Which only made it all the more difficult for him to keep his distance. She was like some kind of breathtaking, beautiful angel. But a beauty, he had to remind himself, that only went skin-deep.

‘I still don’t understand why the clothes have to sit in this place under lock and key, when there are people out there who need them.’

He told himself not to react to her sad expression.

‘Because there aren’t enough to go around,’ he answered simply. ‘If we hand them out now to some families and not to others, we’d have fighting on our hands. That’s why all this stuff stays here. Trousers, shoes, tees, whatever. Once we have enough for each family, we’ll distribute them.’

‘I guess.’ She chewed her lip. ‘But some families are clearly in greater need than others.’

‘Which is why the forward camp near the border gives a basic package to every family coming through their gates.’ He shrugged as he located the crate, taking out a couple of pairs of trousers. ‘It’s the best we can do. Certainly the fairest way we can do it. Which one is closest to his size?’

‘Probably that one.’ She pointed. ‘Have you got a belt?’

He snorted.

‘You’re not shopping in one of your designer stores now. There’s some twine over there. Cut a length off, that will have to do.’

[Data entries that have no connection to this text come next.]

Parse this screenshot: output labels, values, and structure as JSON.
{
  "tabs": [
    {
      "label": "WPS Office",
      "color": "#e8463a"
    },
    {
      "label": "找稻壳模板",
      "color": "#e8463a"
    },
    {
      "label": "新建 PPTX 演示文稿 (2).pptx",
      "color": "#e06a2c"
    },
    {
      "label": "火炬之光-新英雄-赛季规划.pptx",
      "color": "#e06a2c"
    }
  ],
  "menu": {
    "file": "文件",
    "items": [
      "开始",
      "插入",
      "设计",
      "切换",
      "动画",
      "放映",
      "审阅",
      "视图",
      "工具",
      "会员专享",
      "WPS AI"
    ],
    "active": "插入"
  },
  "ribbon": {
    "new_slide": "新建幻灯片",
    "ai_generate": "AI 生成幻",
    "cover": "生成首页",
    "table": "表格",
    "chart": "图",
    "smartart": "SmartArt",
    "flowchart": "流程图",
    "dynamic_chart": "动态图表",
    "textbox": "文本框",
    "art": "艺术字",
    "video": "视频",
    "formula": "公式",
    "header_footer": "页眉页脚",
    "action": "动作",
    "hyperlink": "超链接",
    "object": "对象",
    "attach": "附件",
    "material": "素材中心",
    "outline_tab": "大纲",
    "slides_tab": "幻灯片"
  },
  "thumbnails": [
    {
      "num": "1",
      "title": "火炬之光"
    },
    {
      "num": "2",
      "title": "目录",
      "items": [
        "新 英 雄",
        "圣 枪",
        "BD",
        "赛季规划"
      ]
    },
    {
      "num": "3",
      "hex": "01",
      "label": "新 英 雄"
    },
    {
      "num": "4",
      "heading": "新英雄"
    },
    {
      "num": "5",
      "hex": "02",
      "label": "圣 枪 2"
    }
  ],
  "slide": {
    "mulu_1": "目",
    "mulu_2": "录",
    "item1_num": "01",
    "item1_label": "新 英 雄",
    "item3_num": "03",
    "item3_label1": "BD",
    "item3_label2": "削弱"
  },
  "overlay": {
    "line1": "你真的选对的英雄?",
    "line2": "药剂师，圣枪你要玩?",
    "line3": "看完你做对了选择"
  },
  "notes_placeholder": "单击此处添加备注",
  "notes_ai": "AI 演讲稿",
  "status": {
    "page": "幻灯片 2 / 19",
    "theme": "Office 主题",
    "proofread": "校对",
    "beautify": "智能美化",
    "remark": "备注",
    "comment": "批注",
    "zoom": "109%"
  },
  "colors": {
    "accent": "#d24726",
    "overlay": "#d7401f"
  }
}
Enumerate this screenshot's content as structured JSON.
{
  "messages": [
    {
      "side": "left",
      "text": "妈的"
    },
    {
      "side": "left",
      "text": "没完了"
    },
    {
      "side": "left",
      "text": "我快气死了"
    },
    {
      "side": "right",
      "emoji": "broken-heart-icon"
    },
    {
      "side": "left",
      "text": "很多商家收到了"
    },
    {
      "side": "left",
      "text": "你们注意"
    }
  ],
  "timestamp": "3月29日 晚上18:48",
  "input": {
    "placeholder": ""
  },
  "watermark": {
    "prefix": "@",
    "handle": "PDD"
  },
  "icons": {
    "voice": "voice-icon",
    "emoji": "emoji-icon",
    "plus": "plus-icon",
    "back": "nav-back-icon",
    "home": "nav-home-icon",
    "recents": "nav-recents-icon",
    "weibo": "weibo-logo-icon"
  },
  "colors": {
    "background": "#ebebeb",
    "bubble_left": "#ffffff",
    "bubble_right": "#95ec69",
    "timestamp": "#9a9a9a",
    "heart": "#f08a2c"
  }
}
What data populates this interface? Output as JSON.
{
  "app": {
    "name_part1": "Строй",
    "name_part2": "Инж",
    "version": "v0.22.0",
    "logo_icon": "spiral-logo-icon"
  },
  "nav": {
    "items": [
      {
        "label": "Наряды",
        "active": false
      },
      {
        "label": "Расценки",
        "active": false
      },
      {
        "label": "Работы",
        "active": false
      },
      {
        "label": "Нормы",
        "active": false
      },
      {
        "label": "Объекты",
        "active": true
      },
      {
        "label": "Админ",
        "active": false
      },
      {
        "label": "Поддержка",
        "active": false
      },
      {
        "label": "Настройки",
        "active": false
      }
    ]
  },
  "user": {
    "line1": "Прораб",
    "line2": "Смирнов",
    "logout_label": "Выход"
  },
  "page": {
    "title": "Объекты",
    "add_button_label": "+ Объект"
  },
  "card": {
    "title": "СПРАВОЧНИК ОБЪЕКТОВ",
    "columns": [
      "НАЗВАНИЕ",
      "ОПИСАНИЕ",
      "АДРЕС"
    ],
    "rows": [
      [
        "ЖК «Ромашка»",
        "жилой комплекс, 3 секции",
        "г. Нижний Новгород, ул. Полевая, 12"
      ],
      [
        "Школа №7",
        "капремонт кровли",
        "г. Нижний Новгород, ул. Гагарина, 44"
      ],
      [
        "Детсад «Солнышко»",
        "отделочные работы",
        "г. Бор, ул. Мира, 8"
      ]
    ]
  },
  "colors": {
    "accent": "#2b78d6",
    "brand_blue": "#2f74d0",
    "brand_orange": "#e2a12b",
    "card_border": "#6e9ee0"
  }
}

He told himself he didn’t notice when she wrinkled her nose and offered him an involuntary sheepish smile. Nor did he notice when she shifted awkwardly from one foot to the other with that little finger-twist tell of hers.

‘Myles, I... I wanted to apologise for...you know...that night last week. I—’

There was no reason whatsoever for anything to lance through him the way that it did.

‘Forget it,’ he cut her off briskly, deliberately focussing on the task in hand.

He tracked across the warehouse.

‘Myles...’

He thrust the blankets at her before getting her to sign the authorisation slip and giving her the bottom copy. Then he moved off, ostensibly to find a new bag of donations to sort through and filter into pallet boxes, but she shuffled along behind him.

‘I don’t want to hear it, Raevenne.’

For a moment he thought she might have stopped. Turned away. And then she spoke again, quietly, urgently.

‘I need to apologise for that night, Myles. I wasn’t...it wasn’t...that wasn’t me, that night.’

‘Don’t you need to get those blankets and trousers to your patient?’